Even in relationships, we try so hard to push ourselves into becoming people we are not, doing things we don’t like, compromising our comfort, our feelings and even our values in a desperation to fit the shoe. The world is not ending, there are no time limits for love to enter your life, and if someone doesn’t love you, aren’t you far better off finding someone who does? We watch movies, fall in love with the characters, have huge crushes on film stars, but we return happily to reality. The same way, it’s great to really like or love someone in your orbit, but till it’s reciprocated, there should be an equal ease in returning to reality. “Rejection” as you perceive it, isn’t a way of putting you down, it’s a way to say that you’re better off with a different reality. Not fitting someone’s framework doesn’t make you less, it only makes you different.
I am a 38-year-old working woman, who has a nine-year-old daughter. I stay with my in-laws and husband, and my mother-in-law looks after my daughter when I am away at work. My mother-in-law is very orthodox in her thinking and superstitious by nature, and she has started teaching my daughter the same things. I want my daughter to grow up with a mind free of fears and inhibitions, and no matter how many times I have explained this to my mom-in-law, she refuses to understand. My husband, too, doesn’t take this seriously. What should I do? We can’t start staying separately, as he is her only child and we don’t want to leave her alone.
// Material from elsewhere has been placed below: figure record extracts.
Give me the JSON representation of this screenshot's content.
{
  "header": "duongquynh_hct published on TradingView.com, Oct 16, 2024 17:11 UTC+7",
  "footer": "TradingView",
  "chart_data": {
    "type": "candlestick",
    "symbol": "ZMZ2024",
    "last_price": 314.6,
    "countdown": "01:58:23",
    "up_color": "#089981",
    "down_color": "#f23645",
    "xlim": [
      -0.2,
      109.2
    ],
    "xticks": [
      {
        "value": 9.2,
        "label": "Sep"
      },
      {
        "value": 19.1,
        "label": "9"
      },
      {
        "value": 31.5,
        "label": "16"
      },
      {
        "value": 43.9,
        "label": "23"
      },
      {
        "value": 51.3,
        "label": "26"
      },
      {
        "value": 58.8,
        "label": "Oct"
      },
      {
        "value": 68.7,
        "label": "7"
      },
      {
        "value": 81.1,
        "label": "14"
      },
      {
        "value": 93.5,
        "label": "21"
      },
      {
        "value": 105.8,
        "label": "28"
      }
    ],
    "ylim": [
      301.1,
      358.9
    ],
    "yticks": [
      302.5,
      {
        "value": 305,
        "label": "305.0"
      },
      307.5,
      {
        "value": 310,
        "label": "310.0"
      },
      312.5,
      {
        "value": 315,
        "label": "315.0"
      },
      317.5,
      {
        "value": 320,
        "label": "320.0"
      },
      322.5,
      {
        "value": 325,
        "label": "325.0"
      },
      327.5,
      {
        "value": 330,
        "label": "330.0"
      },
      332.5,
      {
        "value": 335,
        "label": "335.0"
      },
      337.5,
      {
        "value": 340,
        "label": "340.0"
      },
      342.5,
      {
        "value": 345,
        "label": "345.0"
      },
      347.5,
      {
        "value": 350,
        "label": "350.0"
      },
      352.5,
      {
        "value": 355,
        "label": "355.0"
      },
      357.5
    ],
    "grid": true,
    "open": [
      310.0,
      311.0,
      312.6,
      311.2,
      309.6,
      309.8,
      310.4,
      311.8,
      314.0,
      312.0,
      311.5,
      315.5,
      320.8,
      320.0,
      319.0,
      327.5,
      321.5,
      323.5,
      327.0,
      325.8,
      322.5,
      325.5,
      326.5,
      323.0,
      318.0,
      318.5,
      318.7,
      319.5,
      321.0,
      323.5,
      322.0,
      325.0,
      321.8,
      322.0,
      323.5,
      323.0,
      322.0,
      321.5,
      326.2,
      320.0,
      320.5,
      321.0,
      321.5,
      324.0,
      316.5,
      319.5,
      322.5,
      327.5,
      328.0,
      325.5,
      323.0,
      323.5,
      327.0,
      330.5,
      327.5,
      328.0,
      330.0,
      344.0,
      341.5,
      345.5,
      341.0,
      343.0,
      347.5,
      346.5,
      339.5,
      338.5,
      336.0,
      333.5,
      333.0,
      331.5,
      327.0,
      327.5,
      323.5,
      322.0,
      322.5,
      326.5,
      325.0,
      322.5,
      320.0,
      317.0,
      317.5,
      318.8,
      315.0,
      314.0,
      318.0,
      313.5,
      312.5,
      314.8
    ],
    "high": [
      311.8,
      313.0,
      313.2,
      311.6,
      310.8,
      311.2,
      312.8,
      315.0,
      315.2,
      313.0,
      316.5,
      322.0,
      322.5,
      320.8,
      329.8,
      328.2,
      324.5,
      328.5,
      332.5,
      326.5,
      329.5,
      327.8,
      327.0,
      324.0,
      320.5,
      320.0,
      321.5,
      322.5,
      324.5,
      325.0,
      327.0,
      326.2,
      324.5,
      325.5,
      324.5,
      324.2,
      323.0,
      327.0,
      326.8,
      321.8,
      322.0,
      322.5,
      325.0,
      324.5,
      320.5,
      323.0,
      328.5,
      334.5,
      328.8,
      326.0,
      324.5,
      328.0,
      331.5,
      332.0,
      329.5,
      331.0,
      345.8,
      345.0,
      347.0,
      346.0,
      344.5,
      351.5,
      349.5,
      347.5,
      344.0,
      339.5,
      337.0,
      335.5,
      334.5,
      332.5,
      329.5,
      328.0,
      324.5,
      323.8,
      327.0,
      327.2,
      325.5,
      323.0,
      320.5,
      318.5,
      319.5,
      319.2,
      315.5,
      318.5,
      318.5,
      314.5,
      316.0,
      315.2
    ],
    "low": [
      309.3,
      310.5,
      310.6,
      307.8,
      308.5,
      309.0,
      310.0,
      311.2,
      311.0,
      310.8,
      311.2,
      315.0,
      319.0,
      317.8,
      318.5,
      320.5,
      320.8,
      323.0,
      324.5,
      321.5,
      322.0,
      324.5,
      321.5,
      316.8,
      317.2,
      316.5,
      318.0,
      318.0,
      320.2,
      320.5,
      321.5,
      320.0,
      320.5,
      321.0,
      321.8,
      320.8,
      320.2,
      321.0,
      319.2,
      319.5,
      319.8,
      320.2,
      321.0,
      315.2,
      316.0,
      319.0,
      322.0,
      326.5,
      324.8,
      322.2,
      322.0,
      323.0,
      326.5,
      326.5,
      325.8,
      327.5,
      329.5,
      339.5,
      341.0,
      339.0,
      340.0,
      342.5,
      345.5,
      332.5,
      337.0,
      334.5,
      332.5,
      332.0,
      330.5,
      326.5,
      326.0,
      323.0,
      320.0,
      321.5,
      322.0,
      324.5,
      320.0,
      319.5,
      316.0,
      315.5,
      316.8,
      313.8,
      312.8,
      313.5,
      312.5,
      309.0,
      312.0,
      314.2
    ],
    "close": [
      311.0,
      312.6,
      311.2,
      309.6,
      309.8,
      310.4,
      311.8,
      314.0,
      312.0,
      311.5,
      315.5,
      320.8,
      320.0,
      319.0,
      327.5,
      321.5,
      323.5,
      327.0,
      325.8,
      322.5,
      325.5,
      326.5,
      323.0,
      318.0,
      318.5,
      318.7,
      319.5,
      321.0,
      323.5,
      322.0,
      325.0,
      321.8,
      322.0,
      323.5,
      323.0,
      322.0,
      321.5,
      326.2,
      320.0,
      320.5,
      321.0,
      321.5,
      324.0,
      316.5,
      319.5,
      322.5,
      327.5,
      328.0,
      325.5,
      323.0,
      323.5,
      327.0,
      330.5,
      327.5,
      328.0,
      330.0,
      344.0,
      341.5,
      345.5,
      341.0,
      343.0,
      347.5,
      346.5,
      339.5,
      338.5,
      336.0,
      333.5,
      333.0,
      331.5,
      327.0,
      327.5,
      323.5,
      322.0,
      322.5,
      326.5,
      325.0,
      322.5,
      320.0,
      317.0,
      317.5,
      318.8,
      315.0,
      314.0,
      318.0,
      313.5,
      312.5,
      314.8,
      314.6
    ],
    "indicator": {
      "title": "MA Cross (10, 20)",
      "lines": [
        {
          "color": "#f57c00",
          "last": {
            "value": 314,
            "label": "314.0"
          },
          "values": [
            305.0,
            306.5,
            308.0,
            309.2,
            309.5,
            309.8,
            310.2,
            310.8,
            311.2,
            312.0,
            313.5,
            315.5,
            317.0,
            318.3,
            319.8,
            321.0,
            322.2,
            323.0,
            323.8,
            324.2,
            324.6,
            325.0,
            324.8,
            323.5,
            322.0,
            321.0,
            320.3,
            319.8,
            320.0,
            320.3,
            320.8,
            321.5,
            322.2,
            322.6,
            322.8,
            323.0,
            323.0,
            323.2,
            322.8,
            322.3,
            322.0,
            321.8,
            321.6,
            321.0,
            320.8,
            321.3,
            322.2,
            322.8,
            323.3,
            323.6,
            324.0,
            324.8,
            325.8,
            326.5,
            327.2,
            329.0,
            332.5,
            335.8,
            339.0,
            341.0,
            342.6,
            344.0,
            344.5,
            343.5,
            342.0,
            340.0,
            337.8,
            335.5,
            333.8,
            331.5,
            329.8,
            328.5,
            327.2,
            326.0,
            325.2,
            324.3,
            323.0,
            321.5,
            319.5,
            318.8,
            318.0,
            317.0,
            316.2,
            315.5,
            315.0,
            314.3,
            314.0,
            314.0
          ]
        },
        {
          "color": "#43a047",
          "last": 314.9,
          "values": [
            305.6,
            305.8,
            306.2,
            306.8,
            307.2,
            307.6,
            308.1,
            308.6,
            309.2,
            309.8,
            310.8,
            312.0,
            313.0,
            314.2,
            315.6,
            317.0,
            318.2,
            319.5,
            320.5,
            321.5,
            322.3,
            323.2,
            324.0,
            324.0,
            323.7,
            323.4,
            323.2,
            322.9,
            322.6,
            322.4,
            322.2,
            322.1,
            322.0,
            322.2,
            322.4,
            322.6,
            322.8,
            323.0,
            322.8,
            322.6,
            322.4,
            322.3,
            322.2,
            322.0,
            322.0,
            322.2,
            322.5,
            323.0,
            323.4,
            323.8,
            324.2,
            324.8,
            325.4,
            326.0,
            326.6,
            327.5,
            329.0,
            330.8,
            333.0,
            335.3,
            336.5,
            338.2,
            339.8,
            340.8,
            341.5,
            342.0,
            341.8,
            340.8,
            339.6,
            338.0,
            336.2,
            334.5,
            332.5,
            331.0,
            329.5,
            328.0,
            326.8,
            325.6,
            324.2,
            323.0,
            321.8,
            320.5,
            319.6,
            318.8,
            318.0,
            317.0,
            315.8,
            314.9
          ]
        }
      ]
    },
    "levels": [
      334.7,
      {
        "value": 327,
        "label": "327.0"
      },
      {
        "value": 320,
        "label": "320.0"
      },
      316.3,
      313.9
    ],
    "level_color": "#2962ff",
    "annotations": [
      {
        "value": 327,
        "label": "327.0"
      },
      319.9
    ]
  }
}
You can always beautifully merge old world traditions, superstitions and attitudes with modern day living. The idea is never to run from something or block it out, but instead to teach the next generation how to approach such situations, instil coping skills and the ability to respect other views without imbibing it as their own. If your mom in law is the primary care taker and active parent, then you have to make whatever time you do have at home with your daughter so wonderful that she wants to be more like you.
My friend and I like the same guy. He, however, likes me but my friend is not happy about this. And has been lashing out at me. I am not sure how to handle this situation.
It’s time for both of you to have a chat about the situation because it may very well repeat itself in the future as well. Both should be clear as to whether a relationship can destroy a great friendship or whether a great friendship is about being large hearted and unselfish. Most importantly, how will you feel if you know your close friend is always gooey eyed around your man?
I am commitment-phobic. I try not to get close to people so that I avoid getting into a serious relationship. I am afraid of heartbreak and rejection. How do I fix this.
A break-up is only as bad as you allow it to be. But a great relationship can take you into realms of self- discovery and happiness that have no boundaries.
DISCLAIMER : Views expressed above are the author’s own.